Genova che osa

Prossima Genova. Tutti i numeri da Albaro a Voltri.

IX Disagio sociale


È la media ponderata degli scostamenti dai valori nazionali degli indici di disoccupazione, occupazione, concentrazione giovanile e scolarizzazione al censimento 2011. Valori superiori a 0 indicano una situazione di disagio sociale tanto più grave rispetto al livello nazionale tanto più sono alti.
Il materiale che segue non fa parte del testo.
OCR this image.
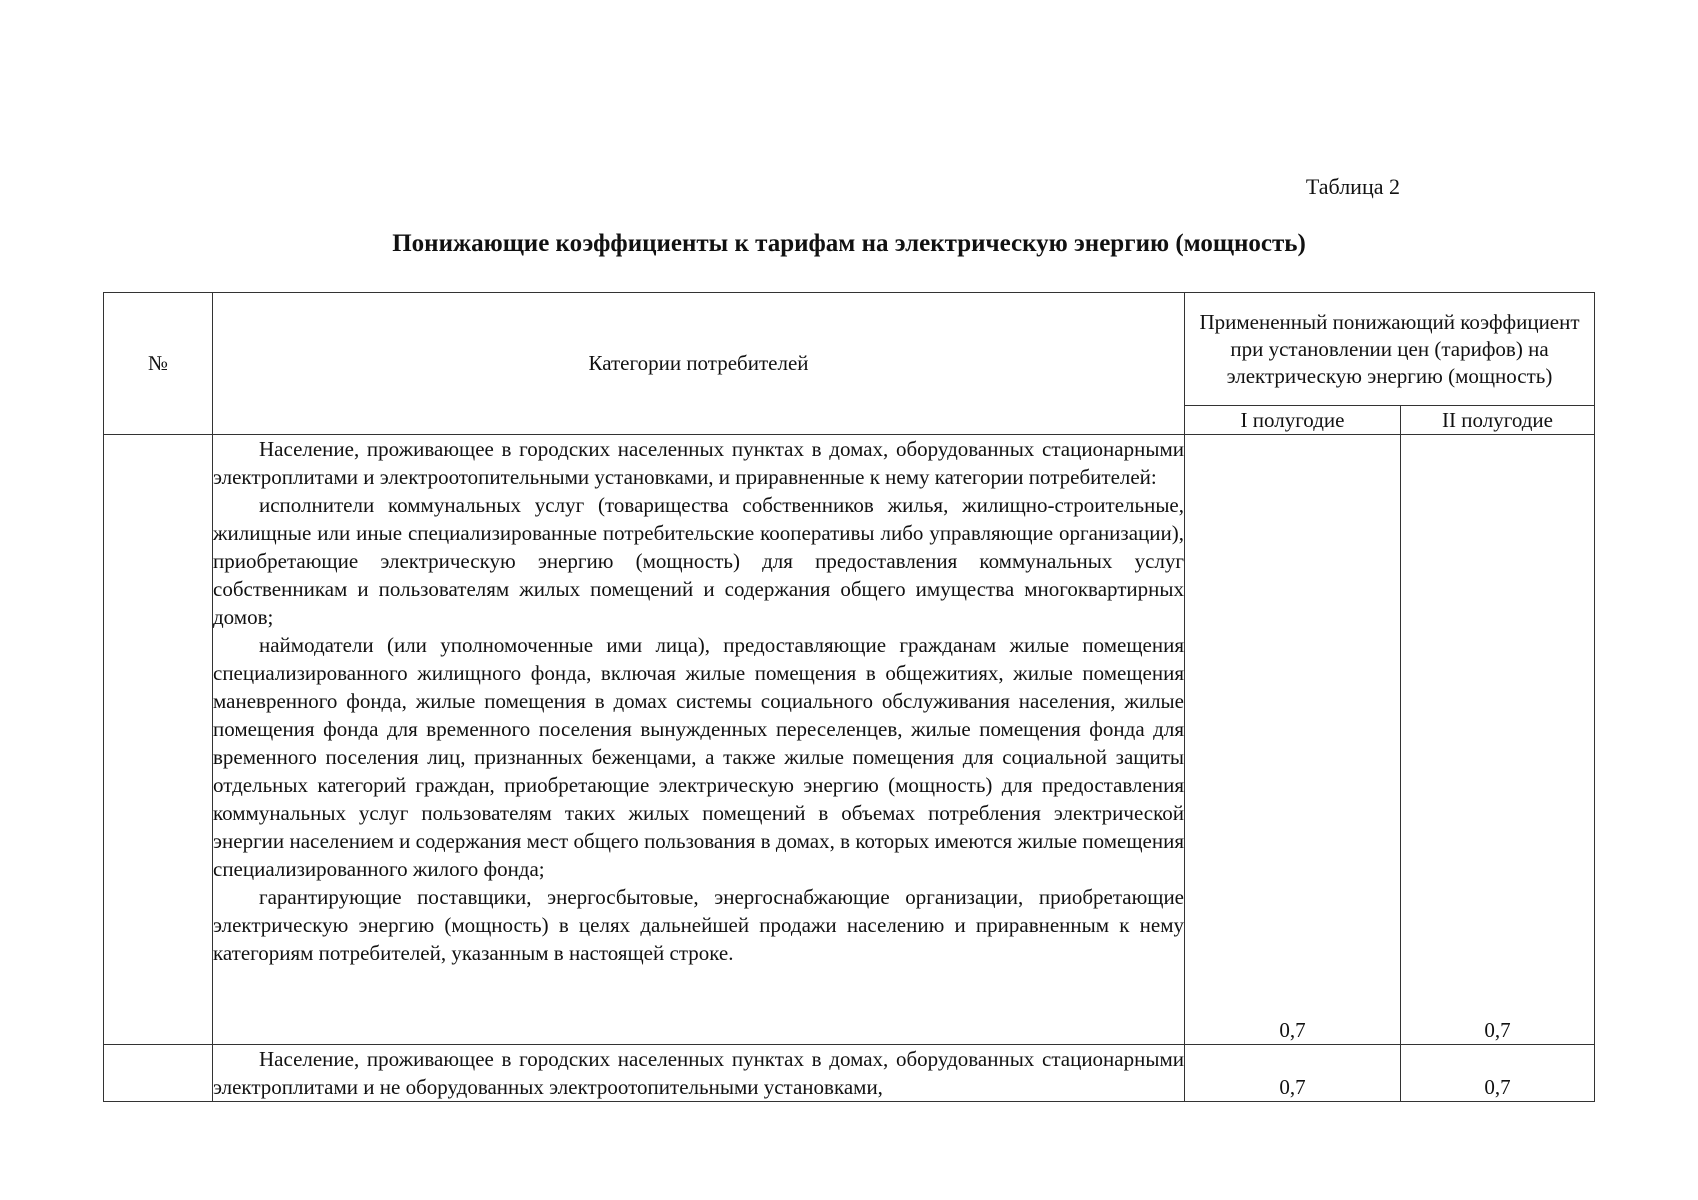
Таблица 2
Понижающие коэффициенты к тарифам на электрическую энергию (мощность)
№	Категории потребителей	Примененный понижающий коэффициент при установлении цен (тарифов) на электрическую энергию (мощность)	
		I полугодие	II полугодие

	Население, проживающее в городских населенных пунктах в домах, оборудованных стационарными электроплитами и электроотопительными установками, и приравненные к нему категории потребителей:

исполнители коммунальных услуг (товарищества собственников жилья, жилищно-строительные, жилищные или иные специализированные потребительские кооперативы либо управляющие организации), приобретающие электрическую энергию (мощность) для предоставления коммунальных услуг собственникам и пользователям жилых помещений и содержания общего имущества многоквартирных домов;

наймодатели (или уполномоченные ими лица), предоставляющие гражданам жилые помещения специализированного жилищного фонда, включая жилые помещения в общежитиях, жилые помещения маневренного фонда, жилые помещения в домах системы социального обслуживания населения, жилые помещения фонда для временного поселения вынужденных переселенцев, жилые помещения фонда для временного поселения лиц, признанных беженцами, а также жилые помещения для социальной защиты отдельных категорий граждан, приобретающие электрическую энергию (мощность) для предоставления коммунальных услуг пользователям таких жилых помещений в объемах потребления электрической энергии населением и содержания мест общего пользования в домах, в которых имеются жилые помещения специализированного жилого фонда;

гарантирующие поставщики, энергосбытовые, энергоснабжающие организации, приобретающие электрическую энергию (мощность) в целях дальнейшей продажи населению и приравненным к нему категориям потребителей, указанным в настоящей строке.	0,7	0,7

	Население, проживающее в городских населенных пунктах в домах, оборудованных стационарными электроплитами и не оборудованных электроотопительными установками,	0,7	0,7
Incidono negativamente sul valore dell’indice, quindi dandogli segno positivo: un maggior tasso di disoccupazione, un minor tasso di occupazione, un maggior tasso di concentrazione giovanile e un minor tasso di scolarizzazione. L’indice per Genova si colloca a -2,87. Ventiquattro quartieri dove risiede un terzo della popolazione hanno un indice pari o inferiore a -4; per contro, undici quartieri dove risiede il 13% della popolazione hanno un indice positivo, quattro compreso tra 1 e 2, Bolzaneto pari a 3,09 e Ca’ Nuova a 9,05. La differenza tra Ca’ Nuova e San Vincenzo è uguale a 18,37.


Lo studio di “Prossima Genova” consiste in elaborazioni sui dati dell’Ufficio di statistica del Comune di Genova (calcolo 2014, salvo la pubblicazione sulle dichiarazioni del redditi 2011) e dell’ISTAT (censimento 2011).